The Tamarisk Beetle Program is turning trees brown in the valley
GRAND JUNCTION, Colo. (KKCO) -You may have noticed brown trees that were bright green a few weeks ago. These are Tamarisk trees, or salt cedars.
Tamarisk is an invasive plant from Asia and the Mediterranean that appears in many Western waterways in the U.S. The U.S. department of Agriculture decided to research and release a biological control, biocontrol, agent to address the environmental and economic impact the plant has.
Biocontrols feed on plants in their native ranges but are not found in the U.S. In 1987 the USDA began a program to find natural enemies of tamarisk and see if they could live and feed on the plant without feeding on anything else. Out of 300 organisms, the tamarisk beetle was the most successful. So, tamarisk beetles were released to help control the spread of the plant and reduce the amount that land managers must remove by other, more costly means.

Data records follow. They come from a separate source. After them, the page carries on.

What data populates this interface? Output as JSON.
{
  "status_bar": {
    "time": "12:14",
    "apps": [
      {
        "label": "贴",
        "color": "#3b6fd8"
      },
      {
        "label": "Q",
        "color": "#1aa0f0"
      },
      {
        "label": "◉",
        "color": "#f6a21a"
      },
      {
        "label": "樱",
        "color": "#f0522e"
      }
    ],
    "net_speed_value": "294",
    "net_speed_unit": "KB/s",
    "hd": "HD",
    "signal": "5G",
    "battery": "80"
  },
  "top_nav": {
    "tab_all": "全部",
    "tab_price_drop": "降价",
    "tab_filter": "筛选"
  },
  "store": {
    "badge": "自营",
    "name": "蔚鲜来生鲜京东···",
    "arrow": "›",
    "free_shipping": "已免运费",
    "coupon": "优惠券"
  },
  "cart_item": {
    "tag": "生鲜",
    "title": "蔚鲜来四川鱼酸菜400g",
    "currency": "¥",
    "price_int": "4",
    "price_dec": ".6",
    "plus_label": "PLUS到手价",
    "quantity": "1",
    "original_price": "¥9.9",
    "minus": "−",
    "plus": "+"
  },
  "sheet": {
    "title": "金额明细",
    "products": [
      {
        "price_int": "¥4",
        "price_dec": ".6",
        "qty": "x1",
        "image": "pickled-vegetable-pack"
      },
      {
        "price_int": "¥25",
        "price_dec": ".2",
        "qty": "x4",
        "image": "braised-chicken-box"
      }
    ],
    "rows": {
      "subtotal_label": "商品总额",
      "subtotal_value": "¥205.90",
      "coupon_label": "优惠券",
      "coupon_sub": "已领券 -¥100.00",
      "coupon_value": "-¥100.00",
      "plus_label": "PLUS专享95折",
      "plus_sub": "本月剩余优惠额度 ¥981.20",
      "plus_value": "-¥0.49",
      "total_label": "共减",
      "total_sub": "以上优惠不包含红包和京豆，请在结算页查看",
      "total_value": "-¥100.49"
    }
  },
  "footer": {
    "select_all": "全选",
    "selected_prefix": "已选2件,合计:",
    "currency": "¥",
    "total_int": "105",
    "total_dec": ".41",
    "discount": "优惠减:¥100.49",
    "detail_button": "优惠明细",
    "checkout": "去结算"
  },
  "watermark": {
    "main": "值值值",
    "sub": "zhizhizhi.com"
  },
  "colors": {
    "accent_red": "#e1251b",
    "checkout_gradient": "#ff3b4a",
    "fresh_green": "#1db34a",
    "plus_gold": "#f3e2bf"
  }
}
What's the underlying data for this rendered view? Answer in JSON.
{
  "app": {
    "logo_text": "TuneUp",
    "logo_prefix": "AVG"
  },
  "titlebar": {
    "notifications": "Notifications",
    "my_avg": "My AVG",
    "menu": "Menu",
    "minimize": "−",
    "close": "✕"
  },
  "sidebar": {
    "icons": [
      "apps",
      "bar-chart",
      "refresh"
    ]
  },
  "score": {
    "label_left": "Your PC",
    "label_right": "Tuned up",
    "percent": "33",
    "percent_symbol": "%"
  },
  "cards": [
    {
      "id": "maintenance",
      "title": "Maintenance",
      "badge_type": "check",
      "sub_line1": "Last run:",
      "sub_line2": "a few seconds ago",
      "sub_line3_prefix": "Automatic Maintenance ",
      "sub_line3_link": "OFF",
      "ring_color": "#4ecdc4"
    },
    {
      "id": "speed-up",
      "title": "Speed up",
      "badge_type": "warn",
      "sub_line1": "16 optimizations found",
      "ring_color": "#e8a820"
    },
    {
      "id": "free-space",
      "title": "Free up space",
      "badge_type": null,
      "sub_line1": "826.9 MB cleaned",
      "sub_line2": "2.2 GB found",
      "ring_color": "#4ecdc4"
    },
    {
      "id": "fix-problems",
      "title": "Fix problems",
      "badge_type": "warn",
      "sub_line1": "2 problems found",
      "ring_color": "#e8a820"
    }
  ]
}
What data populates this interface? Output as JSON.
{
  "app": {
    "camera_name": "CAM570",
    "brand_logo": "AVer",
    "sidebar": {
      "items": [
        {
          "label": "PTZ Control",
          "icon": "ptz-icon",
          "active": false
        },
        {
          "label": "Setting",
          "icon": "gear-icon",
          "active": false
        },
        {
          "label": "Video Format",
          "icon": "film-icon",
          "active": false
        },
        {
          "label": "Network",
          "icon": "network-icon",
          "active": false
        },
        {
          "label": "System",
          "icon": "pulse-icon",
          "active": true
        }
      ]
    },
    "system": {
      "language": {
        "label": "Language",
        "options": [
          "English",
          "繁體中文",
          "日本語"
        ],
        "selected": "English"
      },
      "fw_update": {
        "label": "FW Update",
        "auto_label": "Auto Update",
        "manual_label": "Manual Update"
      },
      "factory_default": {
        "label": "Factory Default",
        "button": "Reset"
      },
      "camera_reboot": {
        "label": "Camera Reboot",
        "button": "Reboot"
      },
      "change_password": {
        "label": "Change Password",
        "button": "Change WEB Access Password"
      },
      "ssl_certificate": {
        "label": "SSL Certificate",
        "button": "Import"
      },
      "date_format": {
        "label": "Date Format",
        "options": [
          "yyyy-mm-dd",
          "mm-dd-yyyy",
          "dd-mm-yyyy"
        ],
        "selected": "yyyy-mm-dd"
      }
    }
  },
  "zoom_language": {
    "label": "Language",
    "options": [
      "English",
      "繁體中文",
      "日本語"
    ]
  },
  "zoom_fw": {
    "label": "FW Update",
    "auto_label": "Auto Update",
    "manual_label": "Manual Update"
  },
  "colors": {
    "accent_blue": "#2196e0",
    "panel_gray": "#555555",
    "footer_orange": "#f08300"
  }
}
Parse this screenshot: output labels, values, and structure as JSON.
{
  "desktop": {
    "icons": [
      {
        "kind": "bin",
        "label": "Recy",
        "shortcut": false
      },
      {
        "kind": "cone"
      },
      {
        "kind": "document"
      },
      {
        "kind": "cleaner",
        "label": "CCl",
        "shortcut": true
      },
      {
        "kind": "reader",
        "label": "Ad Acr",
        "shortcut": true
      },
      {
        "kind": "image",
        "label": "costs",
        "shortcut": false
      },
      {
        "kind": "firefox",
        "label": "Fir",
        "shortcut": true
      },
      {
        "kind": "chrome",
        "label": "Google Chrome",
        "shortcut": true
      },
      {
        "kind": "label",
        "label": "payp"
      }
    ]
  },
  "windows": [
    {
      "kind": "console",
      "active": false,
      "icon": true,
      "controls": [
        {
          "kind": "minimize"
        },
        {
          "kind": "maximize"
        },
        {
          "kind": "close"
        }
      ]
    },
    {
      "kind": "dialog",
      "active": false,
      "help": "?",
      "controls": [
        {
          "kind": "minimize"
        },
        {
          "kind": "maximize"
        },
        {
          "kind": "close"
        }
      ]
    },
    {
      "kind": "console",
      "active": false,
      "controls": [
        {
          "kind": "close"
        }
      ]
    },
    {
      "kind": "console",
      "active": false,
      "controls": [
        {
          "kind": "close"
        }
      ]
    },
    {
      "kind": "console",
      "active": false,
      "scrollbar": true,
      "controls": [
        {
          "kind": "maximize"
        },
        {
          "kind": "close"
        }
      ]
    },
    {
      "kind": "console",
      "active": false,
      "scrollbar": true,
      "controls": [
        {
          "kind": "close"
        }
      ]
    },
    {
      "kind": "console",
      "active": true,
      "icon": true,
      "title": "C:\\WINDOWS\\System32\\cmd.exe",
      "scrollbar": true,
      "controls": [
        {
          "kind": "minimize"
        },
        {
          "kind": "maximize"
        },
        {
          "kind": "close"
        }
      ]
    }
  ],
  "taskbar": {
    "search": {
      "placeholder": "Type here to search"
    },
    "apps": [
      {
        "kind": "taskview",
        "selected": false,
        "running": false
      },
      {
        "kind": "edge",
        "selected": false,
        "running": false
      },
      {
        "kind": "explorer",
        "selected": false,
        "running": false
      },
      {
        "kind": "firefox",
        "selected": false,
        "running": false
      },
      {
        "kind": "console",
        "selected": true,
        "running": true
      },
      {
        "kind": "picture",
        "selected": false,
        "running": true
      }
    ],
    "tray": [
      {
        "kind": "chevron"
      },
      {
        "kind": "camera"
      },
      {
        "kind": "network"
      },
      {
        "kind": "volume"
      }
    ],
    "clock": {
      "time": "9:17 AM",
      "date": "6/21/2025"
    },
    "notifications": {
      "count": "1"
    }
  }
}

Before being released, tamarisk beetles were tested to ensure they would not eat any non-target species and will only eat tamarisk. After more than a decade of testing, tamarisk beetles were released on the Colorado River in 2001 and moved up into the Grand Valley a few years later.
RiversEdge West is a Grand Junction-based nonprofit dedicated to the restoration of riverside ecosystems. It has been monitoring the movement and impacts of the tamarisk beetle since 2007 but has never released the beetle. Its Tamarisk Beetle Monitoring Program maps the tamarisk beetle’s movement and connects land managers with information on the beetle and its potential impacts.
Tamarisk beetles are green with yellowish stripes and are similar in size to a ladybug. They defoliate tamarisk trees turning green trees to an orangey-brown in a matter of weeks. The beetle lives for about five or six weeks and spend most of that time as a small black caterpillar-looking larvae that does most of the feeding. There are three to four generations of beetles here in the valley each summer before they go into hibernation beneath the trees during the winter.
The green vegetation on the riverbanks turning green does not mean there is a higher risk for wildfire. the dead branches of tamarisk after defoliation are less flammable than the green vegetation. Green tamarisk is explosive when it burns and grows back immediately after a fire. Experiments have shown that trees repeatedly defoliated by the beetle burn with a lesser flame length.